I’m trying to be positive here, but your post sends off an incredible odd vibe. You drop names of successful web companies and make it sound like you just invented "mobile apps based on WebViews", which is a thing since, well forever.
Also, you claim Ionic comes with a lot of boilerplate, which is simply not true. Ionic 6 is web-components only with zero overhead. You can use them in vanilla JS no problem.
I downloaded an example from the gallery page and as far as I can tell it doesn't bring anything to the table over Capacitor or a simple WebView. Proper navigation UX and gestures are missing on iOS so it immediately feels weird, every page transition is slow and throws up a spinner (which makes it feel slower than a normal website), any disruption or intermittence in internet connection and the app will stop working, state is not preserved etc. Kinda everything you'd expect to see if you just pointed WKWebView at a url and shipped it. So I'm struggling to see who this is for exactly when we have capable websites, Capacitor and all manner of cross-platform solutions in between those and native apps.
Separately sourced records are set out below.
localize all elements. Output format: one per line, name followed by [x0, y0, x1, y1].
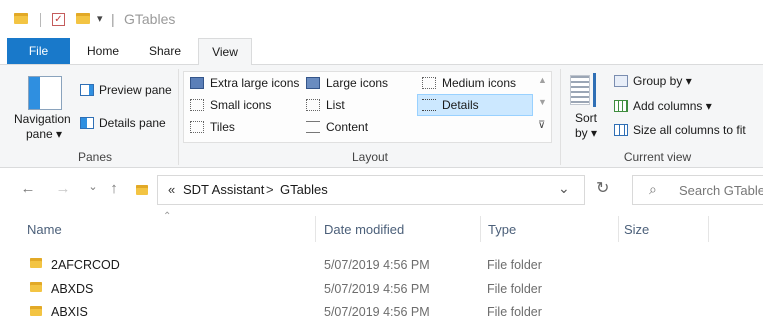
layout-list[interactable]: List [326, 98, 345, 112]
navigation-pane-label[interactable]: pane ▾ [26, 127, 62, 141]
breadcrumb-chevron-icon[interactable]: > [266, 182, 274, 197]
list-item[interactable]: 2AFCRCOD 5/07/2019 4:56 PM File folder [0, 254, 763, 276]
preview-pane-icon [80, 84, 94, 96]
title-bar: ✓ ▾ | GTables [0, 0, 763, 38]
quick-access-dropdown-icon[interactable]: ▾ [97, 12, 103, 25]
list-icon [306, 99, 320, 111]
file-date: 5/07/2019 4:56 PM [324, 305, 430, 319]
folder-icon [14, 13, 28, 24]
file-date: 5/07/2019 4:56 PM [324, 258, 430, 272]
column-header-size[interactable]: Size [624, 222, 649, 237]
breadcrumb-gtables[interactable]: GTables [280, 182, 328, 197]
small-icons-icon [190, 99, 204, 111]
tab-share[interactable]: Share [140, 38, 190, 65]
size-all-columns-button[interactable]: Size all columns to fit [633, 123, 746, 137]
up-arrow-icon[interactable]: ↑ [105, 180, 123, 197]
extra-large-icons-icon [190, 77, 204, 89]
group-divider [178, 69, 179, 165]
medium-icons-icon [422, 77, 436, 89]
layout-scroll-up-icon[interactable]: ▲ [538, 75, 547, 85]
group-by-icon [614, 75, 628, 87]
navigation-pane-button[interactable]: Navigation [14, 112, 71, 126]
list-item[interactable]: ABXDS 5/07/2019 4:56 PM File folder [0, 278, 763, 300]
layout-large-icons[interactable]: Large icons [326, 76, 388, 90]
tab-home[interactable]: Home [78, 38, 128, 65]
sort-by-label[interactable]: by ▾ [575, 126, 597, 140]
layout-medium-icons[interactable]: Medium icons [442, 76, 516, 90]
layout-small-icons[interactable]: Small icons [210, 98, 271, 112]
forward-arrow-icon[interactable]: → [54, 180, 72, 197]
column-header-date-modified[interactable]: Date modified [324, 222, 404, 237]
add-columns-button[interactable]: Add columns ▾ [633, 99, 712, 113]
size-columns-icon [614, 124, 628, 136]
panes-group-label: Panes [77, 150, 113, 164]
new-folder-icon[interactable] [76, 13, 90, 24]
tiles-icon [190, 121, 204, 133]
layout-content[interactable]: Content [326, 120, 368, 134]
folder-icon [30, 282, 42, 292]
refresh-icon[interactable]: ↻ [596, 178, 609, 198]
properties-checkmark-icon[interactable]: ✓ [52, 13, 65, 26]
breadcrumb-sdt-assistant[interactable]: SDT Assistant [183, 182, 264, 197]
folder-icon [30, 258, 42, 268]
file-type: File folder [487, 258, 542, 272]
group-divider-2 [560, 69, 561, 165]
folder-icon [30, 306, 42, 316]
details-pane-button[interactable]: Details pane [99, 116, 166, 130]
column-header-type[interactable]: Type [488, 222, 516, 237]
list-item[interactable]: ABXIS 5/07/2019 4:56 PM File folder [0, 302, 763, 320]
column-divider[interactable] [708, 216, 709, 242]
current-view-group-label: Current view [623, 150, 692, 164]
column-header-name[interactable]: Name [27, 222, 62, 237]
address-dropdown-icon[interactable]: ⌄ [558, 180, 570, 197]
layout-group-label: Layout [351, 150, 389, 164]
file-type: File folder [487, 282, 542, 296]
address-folder-icon [136, 185, 148, 195]
layout-tiles[interactable]: Tiles [210, 120, 235, 134]
large-icons-icon [306, 77, 320, 89]
details-icon [422, 99, 436, 111]
search-box[interactable]: ⌕ Search GTables [632, 175, 763, 205]
window-title: GTables [124, 11, 176, 27]
layout-extra-large-icons[interactable]: Extra large icons [210, 76, 299, 90]
layout-scroll-down-icon[interactable]: ▼ [538, 97, 547, 107]
title-separator [40, 13, 41, 27]
sort-by-icon[interactable] [570, 73, 598, 107]
column-divider[interactable] [618, 216, 619, 242]
file-name[interactable]: ABXIS [51, 305, 88, 319]
tab-file[interactable]: File [7, 38, 70, 65]
file-date: 5/07/2019 4:56 PM [324, 282, 430, 296]
back-arrow-icon[interactable]: ← [19, 180, 37, 197]
file-name[interactable]: ABXDS [51, 282, 93, 296]
column-divider[interactable] [480, 216, 481, 242]
sort-ascending-icon: ⌃ [163, 211, 172, 222]
breadcrumb-overflow[interactable]: « [168, 182, 175, 197]
file-type: File folder [487, 305, 542, 319]
sort-by-button[interactable]: Sort [575, 111, 597, 125]
layout-details[interactable]: Details [442, 98, 479, 112]
preview-pane-button[interactable]: Preview pane [99, 83, 172, 97]
column-divider[interactable] [315, 216, 316, 242]
add-columns-icon [614, 100, 628, 112]
address-bar[interactable]: « SDT Assistant > GTables ⌄ [136, 175, 585, 205]
navigation-pane-icon[interactable] [28, 76, 62, 110]
details-pane-icon [80, 117, 94, 129]
ribbon: Navigation pane ▾ Preview pane Details p… [0, 64, 763, 168]
layout-expand-icon[interactable]: ⊽ [538, 120, 545, 131]
search-placeholder[interactable]: Search GTables [679, 183, 763, 198]
title-pipe: | [111, 11, 115, 27]
tab-view[interactable]: View [198, 38, 252, 65]
content-icon [306, 121, 320, 133]
search-icon: ⌕ [649, 181, 657, 197]
group-by-button[interactable]: Group by ▾ [633, 74, 692, 88]
file-name[interactable]: 2AFCRCOD [51, 258, 120, 272]
recent-chevron-icon[interactable]: ⌄ [84, 180, 102, 193]
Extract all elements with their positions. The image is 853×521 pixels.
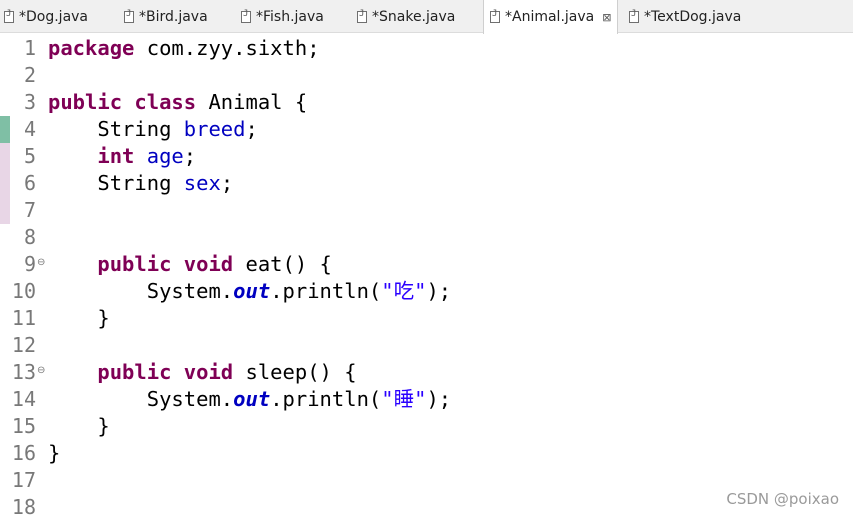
field-name: sex (183, 171, 221, 195)
watermark: CSDN @poixao (726, 490, 839, 508)
line-number: 14 (11, 387, 36, 411)
code-line: int age; (48, 143, 196, 170)
string-literal: "睡" (381, 387, 427, 411)
tab-textdog[interactable]: *TextDog.java (629, 0, 741, 33)
line-number: 3 (23, 90, 36, 114)
keyword: class (134, 90, 197, 114)
java-file-icon (490, 9, 500, 23)
tab-dog[interactable]: *Dog.java (4, 0, 88, 33)
tab-snake[interactable]: *Snake.java (357, 0, 455, 33)
tab-animal[interactable]: *Animal.java ⊠ (483, 0, 619, 34)
code-line: } (48, 413, 110, 440)
line-number: 8 (23, 225, 36, 249)
line-number: 4 (23, 117, 36, 141)
code-text: System. (146, 387, 234, 411)
code-text: .println( (270, 279, 382, 303)
java-file-icon (241, 9, 251, 23)
line-number: 16 (11, 441, 36, 465)
line-number: 13 (11, 360, 36, 384)
code-line: public void sleep() { (48, 359, 357, 386)
static-field: out (233, 279, 271, 303)
code-text: String (97, 171, 172, 195)
static-field: out (233, 387, 271, 411)
code-line: } (48, 440, 60, 467)
java-file-icon (4, 9, 14, 23)
java-file-icon (357, 9, 367, 23)
code-text: eat() { (233, 252, 332, 276)
tab-label: *Bird.java (139, 8, 208, 25)
line-number: 7 (23, 198, 36, 222)
code-line: package com.zyy.sixth; (48, 35, 320, 62)
fold-collapse-icon[interactable]: ⊖ (37, 257, 45, 268)
code-line: public void eat() { (48, 251, 332, 278)
code-line: public class Animal { (48, 89, 307, 116)
line-number: 17 (11, 468, 36, 492)
tab-label: *Fish.java (256, 8, 324, 25)
line-number: 11 (11, 306, 36, 330)
line-number: 9 (23, 252, 36, 276)
keyword: int (97, 144, 135, 168)
code-line: } (48, 305, 110, 332)
code-text: ); (426, 387, 452, 411)
code-text: System. (146, 279, 234, 303)
code-text: .println( (270, 387, 382, 411)
line-number: 5 (23, 144, 36, 168)
code-text: } (97, 414, 110, 438)
code-text: ); (426, 279, 452, 303)
java-file-icon (629, 9, 639, 23)
code-line: System.out.println("睡"); (48, 386, 451, 413)
line-number: 18 (11, 495, 36, 519)
tab-fish[interactable]: *Fish.java (241, 0, 324, 33)
code-line: System.out.println("吃"); (48, 278, 451, 305)
line-number: 2 (23, 63, 36, 87)
keyword: void (183, 360, 234, 384)
code-line: String breed; (48, 116, 258, 143)
line-number: 1 (23, 36, 36, 60)
code-text: } (48, 441, 61, 465)
tab-bird[interactable]: *Bird.java (124, 0, 208, 33)
close-icon[interactable]: ⊠ (602, 11, 611, 24)
string-literal: "吃" (381, 279, 427, 303)
code-line: String sex; (48, 170, 233, 197)
code-text: ; (220, 171, 234, 195)
code-text: String (97, 117, 172, 141)
line-number: 6 (23, 171, 36, 195)
code-text: sleep() { (233, 360, 357, 384)
tab-label: *Dog.java (19, 8, 89, 25)
code-text: com.zyy.sixth; (134, 36, 320, 60)
java-file-icon (124, 9, 134, 23)
keyword: public (97, 252, 172, 276)
tab-label: *Animal.java (505, 9, 595, 25)
code-text: ; (245, 117, 258, 141)
line-number: 10 (11, 279, 36, 303)
editor-tab-bar: *Dog.java *Bird.java *Fish.java *Snake.j… (0, 0, 853, 34)
line-number: 12 (11, 333, 36, 357)
code-text: } (97, 306, 110, 330)
keyword: package (48, 36, 135, 60)
field-name: breed (183, 117, 246, 141)
code-text: ; (183, 144, 197, 168)
keyword: public (97, 360, 172, 384)
keyword: public (48, 90, 123, 114)
keyword: void (183, 252, 234, 276)
fold-collapse-icon[interactable]: ⊖ (37, 365, 45, 376)
tab-label: *Snake.java (372, 8, 456, 25)
line-number: 15 (11, 414, 36, 438)
tab-label: *TextDog.java (644, 8, 742, 25)
code-text: Animal { (196, 90, 308, 114)
field-name: age (146, 144, 184, 168)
The missing or badly implemented navigation UX and associated gestures are probably one of the most immediately evident tells that an app isn’t native, and probably one of the most frustrating. When I instinctively swipe from the left with my thumb to go back to the previous screen and nothing happens I immediately feel an impulse to go find a different app on the store.
I’m trying to be positive here, but your post sends off an incredible odd vibe. You drop names of successful web companies and make it sound like you just invented "mobile apps based on WebViews", which is a thing since, well forever.
Also, you claim Ionic comes with a lot of boilerplate, which is simply not true. Ionic 6 is web-components only with zero overhead. You can use them in vanilla JS no problem.
I don’t see what this brings to the table.